| Corpses
have a funny way of clarifying things.
On July 20th,
an Italian policeman shot and killed a man named Carlo Giuliani during
a fierce scuffle between demonstrators and authorities at the Group of
8 summit in Genoa, attended by the leaders of the seven wealthiest nations,
Russia, and, this year, 100,000 protestors.
Make that
99,999.
Giuliani
was no saint -- hes said to have had various weapons charges on
his record, and he went down hurling a fire extinguisher like a mortar
shell at police -- but his death promises to mark a turning point for
the world-wide movement gathered under the catch-all banner of anti-globalization.
The ages
of Giuliani and the policeman who shot him -- 23 and 20 -- remind us that
both were mere foot soldiers in a much larger struggle. What was at stake
in Genoa -- and, since the Battle of Seattle two years ago, similar showdowns
in Washington, Prague, Quebec, and a dozen other cities -- isnt
simply the shape of economics. Its the nature of belief in the new
millennium.
Writing in
the New York Times, Thomas Friedman called those opposed to the
expansion of globalization "flat-earthers" who dont know
which way the wind is blowing. In a strange mix of hubris and apparent
resignation, Friedman and other globalizers insist that A) we now have
the technology and the political wisdom to bring benign capitalism to
everyone on the planet, with democracy following in its wake; and B) this
transformation is a fact of life. Get used to it.
Like the
globalists, the anti-globalists stake their cause on a blend of humanism
with factors so incalculable they might as well be divine. They declare
that globalization isnt inevitable, but the result of a concerted
effort by the wealthiest to distract everyone else with a few crumbs.
In exchange
for opening all borders to corporations, for instance, the World Bank
offers an indirect percentage of the profits to local governments in power.
Let First World corporations do business, and well help you afford
their products; make way for McDonalds, and well buy you a
burger.
But even
with a dash of compassion laissez-faire economics wont end poverty,
argue anti-globalists -- social justice will. No matter that "justice"

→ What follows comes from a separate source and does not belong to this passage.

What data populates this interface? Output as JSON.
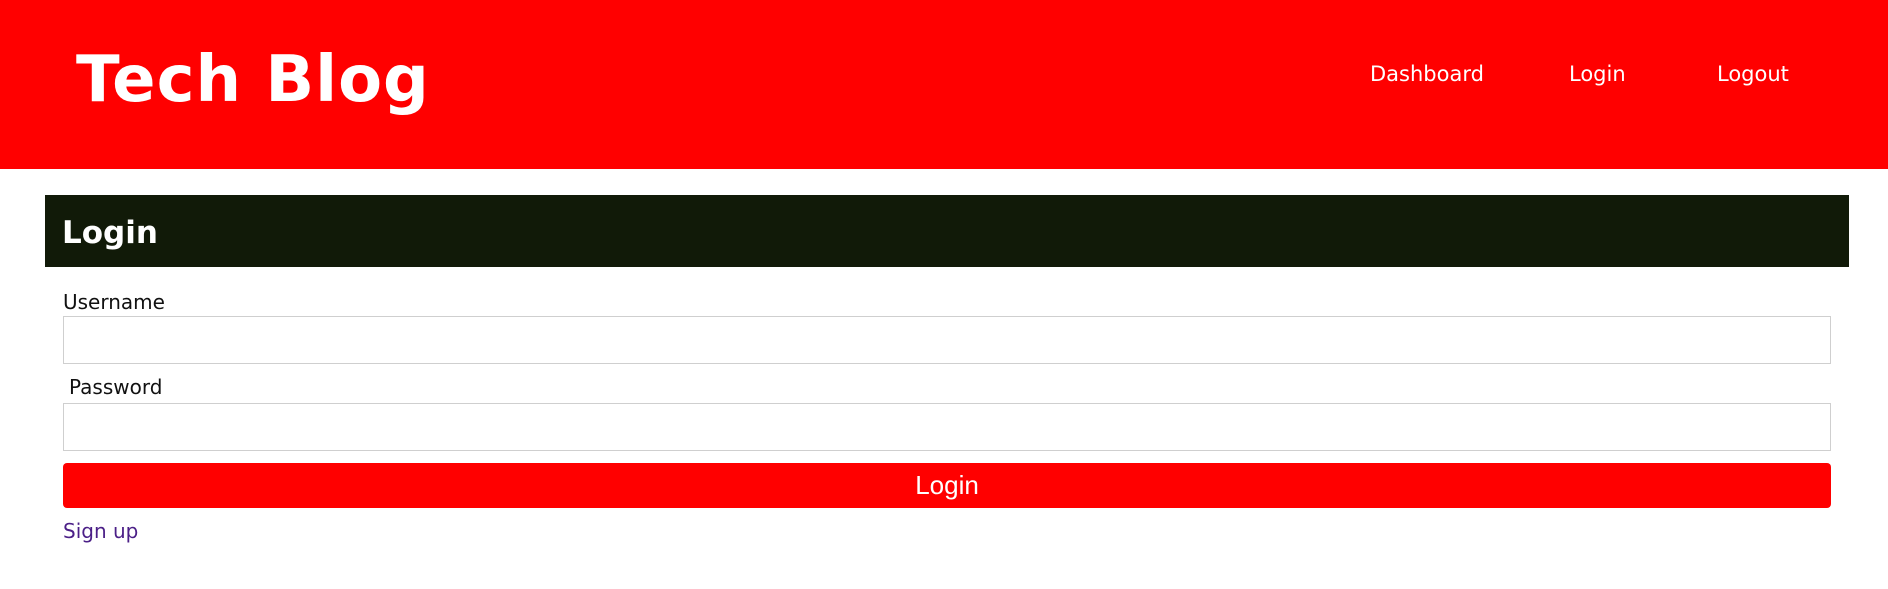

is a vague and relative concept. The point is that its a work-in-progress,
not a done deal. It cant be planned so much as struggled for.
The differences
in these worldviews are beyond compromise. Between the alleged logic of
free market true believers and the passion of heretics in the street there
exists not only a political disagreement but a fundamental theological
divide.
On one hand
we have the globalists and their high priests: bankers and diplomats executing
natures plan, the process that cant be stopped. On the other,
the many prophets of anti-globalization: environmental druids, anarchist
ninjas, union organizers, policy grinders, pacifists, political prisoners,
poor people, and squatters like Carlo Giuliani -- a vast array opposed
for various reasons to the neo-liberal attempt to enclose all that is
alive and mysterious in a set of trade agreements and holding corporations.
Globalists
speak openly of inevitability, the manifest destiny of capitalism: "The
future is now." Anti-globalists respond with a chorus of uncertainty
that ranges from hopeful to nihilist. The future, they say, is just that
-- something that awaits us, something we can help make, something still
to come.
Both groups
are at their core utopian. Globalists believe that capitalism has enabled
them to seize the divine fire. Anti-globalists counter that genetically-altered
tomatoes, dammed-up rivers, and a universal language called commerce wont
bring us any closer to heaven on earth.
Both groups
call on the memory of dystopia. After a century of massive war and genocide,
of communism and fascism, globalists claim that weve reached the
"end of history." The Berlin Wall has crumbled. Capitalism alone
remains standing -- the one true god. Anti-globalists, meanwhile, believe
that the 20th centurys lesson is one of humility. They dream not
of the brave new world preached by communists, fascists, or capitalists,
but of many small worlds and a pantheon of deities, both supernatural
and scientific.
Neither group
speaks often of religion, but both use the rhetoric of faith -- inevitability,
the unknowable, the sacred (nature, in the broadest sense of the term,
for the anti-globalists; the "invisible hand" for the globalists)
and the profane (poverty, in the view of both groups).
Thus far,
theyve managed to avoid the language of martyrdom -- which is bound
to escalate the conflict to a degree frightening to pacifists on both
sides. But now that will change. Men and women have died in the globalization
struggle already, but the shot that killed Carlo Giuliani in Genoa seems
to be the one heard around the world, echoing through the pages of newspapers
all over the planet.
Last Friday,
Giuliani fell outside a barricade erected to keep demonstrators away from
the summit. On one side of his body were the G-8 leaders, certain that
the future is theirs. On the other stood 99,999 angry demonstrators, sure
of only one thing -- the first fatality in a holy war lay before them.